Octavie Victoire Boulongne was born in 1833 in Aumale, daughter and her parents were Pierre Antoine Prudence Boulogne, tailor, and Virginie Leclerc.[1]
In December 1861, having become a tailor herself and living with Martial Tardif, also a tailor, at 18 Boulevard d'Italie in Paris, she gave birth to a boy named Marcelin, the natural son of her partner.[2] The child died eight months later.[3]
In February 1863, Octavie Boulongne and Martial Tardif got married,[4] while she was pregnant : their daughter Henriette was born in August.[5] Four years later, their son Octave was born,[6] but he died four months in Subligny, Cher, where he had been placed with a nurse.
Martial Tardif died in 1875.
In October 1870, Octavie Tardif, along with four other citizens, submitted a complaint to the Paris City Hall, asking that :
able-bodied men who are not physicians or surgeons [be] replaced by women in the ambulance serviceTheir request was accepted.[7]

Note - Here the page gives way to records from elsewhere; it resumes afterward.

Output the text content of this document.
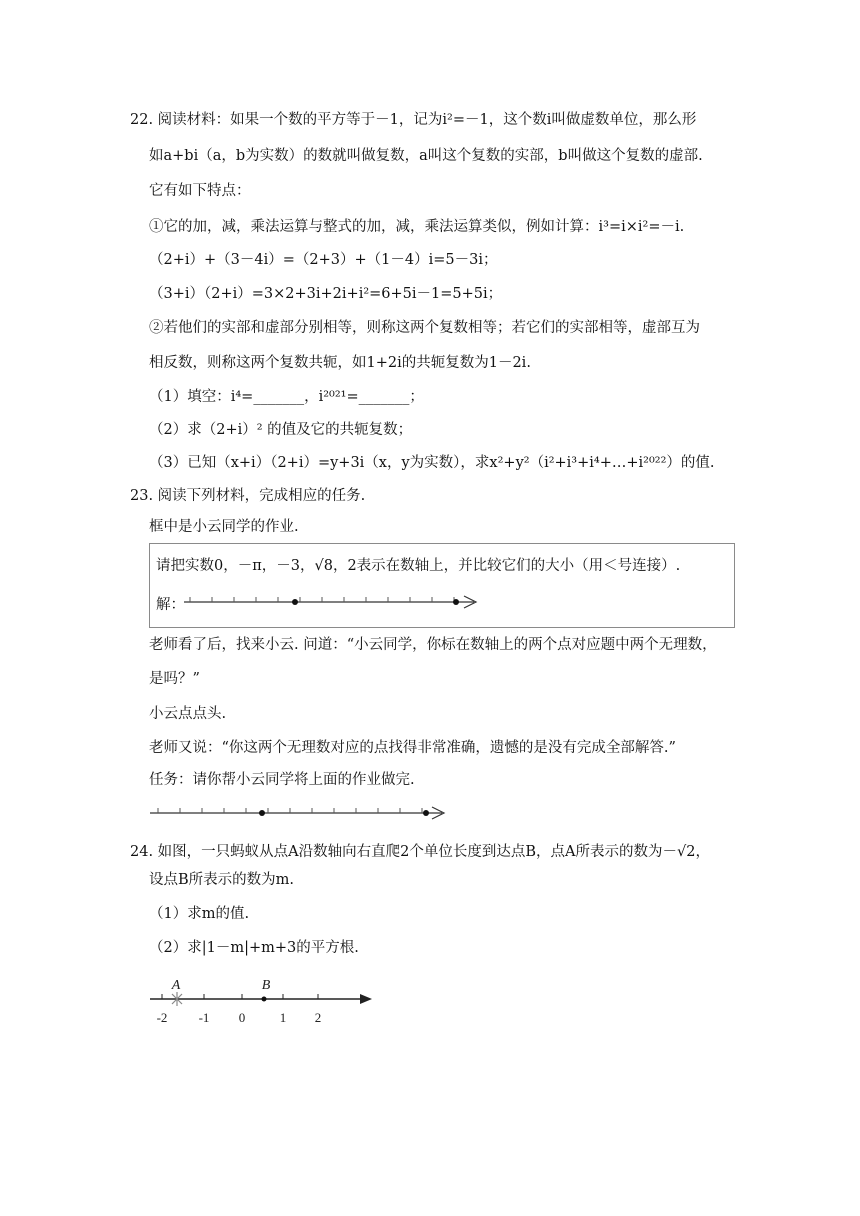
22. 阅读材料：如果一个数的平方等于－1，记为i²=－1，这个数i叫做虚数单位，那么形
如a+bi（a，b为实数）的数就叫做复数，a叫这个复数的实部，b叫做这个复数的虚部.
它有如下特点：
①它的加，减，乘法运算与整式的加，减，乘法运算类似，例如计算：i³=i×i²=－i.
（2+i）+（3－4i）=（2+3）+（1－4）i=5－3i；
（3+i）（2+i）=3×2+3i+2i+i²=6+5i－1=5+5i；
②若他们的实部和虚部分别相等，则称这两个复数相等；若它们的实部相等，虚部互为
相反数，则称这两个复数共轭，如1+2i的共轭复数为1－2i.
（1）填空：i⁴=_______，i²⁰²¹=_______；
（2）求（2+i）² 的值及它的共轭复数；
（3）已知（x+i）（2+i）=y+3i（x，y为实数），求x²+y²（i²+i³+i⁴+…+i²⁰²²）的值.
23. 阅读下列材料，完成相应的任务.
框中是小云同学的作业.
请把实数0，－π，－3，√8，2表示在数轴上，并比较它们的大小（用＜号连接）.
解：
老师看了后，找来小云. 问道：“小云同学，你标在数轴上的两个点对应题中两个无理数，
是吗？”
小云点点头.
老师又说：“你这两个无理数对应的点找得非常准确，遗憾的是没有完成全部解答.”
任务：请你帮小云同学将上面的作业做完.
24. 如图，一只蚂蚁从点A沿数轴向右直爬2个单位长度到达点B，点A所表示的数为－√2，
设点B所表示的数为m.
（1）求m的值.
（2）求|1－m|+m+3的平方根.
A	B
-2 -1 0	1 2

As one of the leaders of the 13th arrondissement of the Union of Women for the Defense of Paris and the Care of the Wounded, founded on April 11, 1871, Octavie Tardif wrote a collective letter for the women workers addressed to Léo Frankel acting as a "delegate to the writings".[8] The letter was signed by ten representatives of the women workers of Paris. In this letter, the women state that they were still waiting for a useful job and criticized the fact that the administration of the Commune was primarily concerned with politics. They expressed the opinion that the eradication of misery should be a priority and that politics would be "pure" when the economic question was settled, that is, brought by the emancipation of work, by eliminating the intermediaries and usurers between producers and final consumption of the product of their work. They opposed a feminine vision of "progress" and the “immobilism of your sex“.

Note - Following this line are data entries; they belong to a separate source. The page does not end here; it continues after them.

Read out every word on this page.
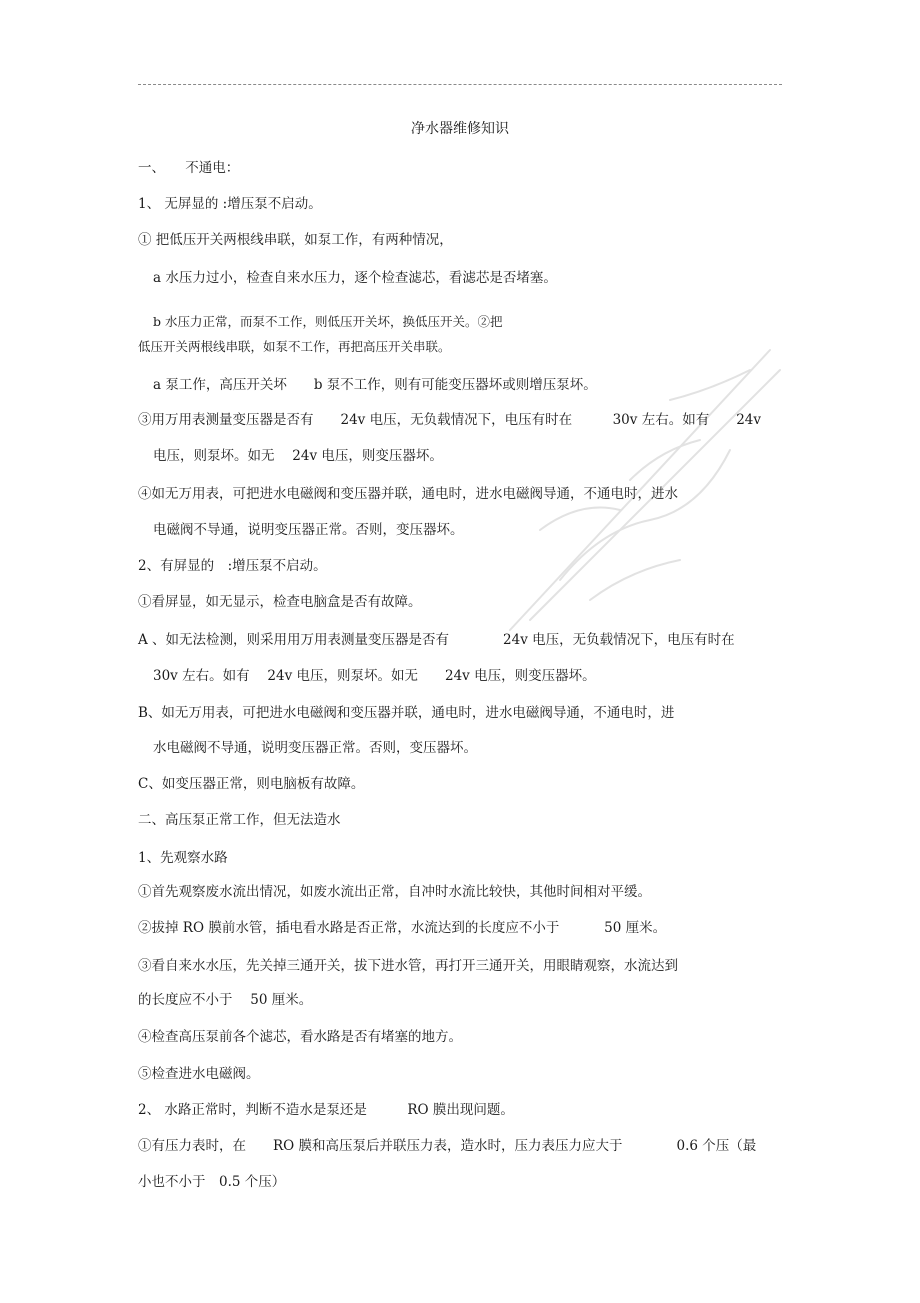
净水器维修知识
一、　　不通电：
1、 无屏显的 :增压泵不启动。
① 把低压开关两根线串联，如泵工作，有两种情况，
a 水压力过小，检查自来水压力，逐个检查滤芯，看滤芯是否堵塞。
b 水压力正常，而泵不工作，则低压开关坏，换低压开关。②把
低压开关两根线串联，如泵不工作，再把高压开关串联。
a 泵工作，高压开关坏　　b 泵不工作，则有可能变压器坏或则增压泵坏。
③用万用表测量变压器是否有　　24v 电压，无负载情况下，电压有时在　　　30v 左右。如有　　24v
电压，则泵坏。如无　 24v 电压，则变压器坏。
④如无万用表，可把进水电磁阀和变压器并联，通电时，进水电磁阀导通，不通电时，进水
电磁阀不导通，说明变压器正常。否则，变压器坏。
2、有屏显的　:增压泵不启动。
①看屏显，如无显示，检查电脑盒是否有故障。
A 、如无法检测，则采用用万用表测量变压器是否有　　　　24v 电压，无负载情况下，电压有时在
30v 左右。如有　 24v 电压，则泵坏。如无　　24v 电压，则变压器坏。
B、如无万用表，可把进水电磁阀和变压器并联，通电时，进水电磁阀导通，不通电时，进
水电磁阀不导通，说明变压器正常。否则，变压器坏。
C、如变压器正常，则电脑板有故障。
二、高压泵正常工作，但无法造水
1、先观察水路
①首先观察废水流出情况，如废水流出正常，自冲时水流比较快，其他时间相对平缓。
②拔掉 RO 膜前水管，插电看水路是否正常，水流达到的长度应不小于　　　 50 厘米。
③看自来水水压，先关掉三通开关，拔下进水管，再打开三通开关，用眼睛观察，水流达到
的长度应不小于　 50 厘米。
④检查高压泵前各个滤芯，看水路是否有堵塞的地方。
⑤检查进水电磁阀。
2、 水路正常时，判断不造水是泵还是　　　RO 膜出现问题。
①有压力表时，在　　RO 膜和高压泵后并联压力表，造水时，压力表压力应大于　　　　0.6 个压（最
小也不小于　0.5 个压）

On May 3, 1871, Octavie Tardif addressed a petition with 85 signatures to the Commission du travail et d'échange:
We need work, since our brothers, our husbands, our sons cannot provide for the family.[9]She was the secretary of the Pantheon of the International and, according to a police report of January 14, 1873, had sent the list of members of the International in the 13th arrondissement of Paris to the Military Justice.[10]
Octavie Boulongne, lived at 11 rue du Moulin-des-Prés, died on October 25, 1917, at the Hôpital Cochin. [11] On her death certificate, it is written that she was the widow of a man named Berney, and “no other informations“.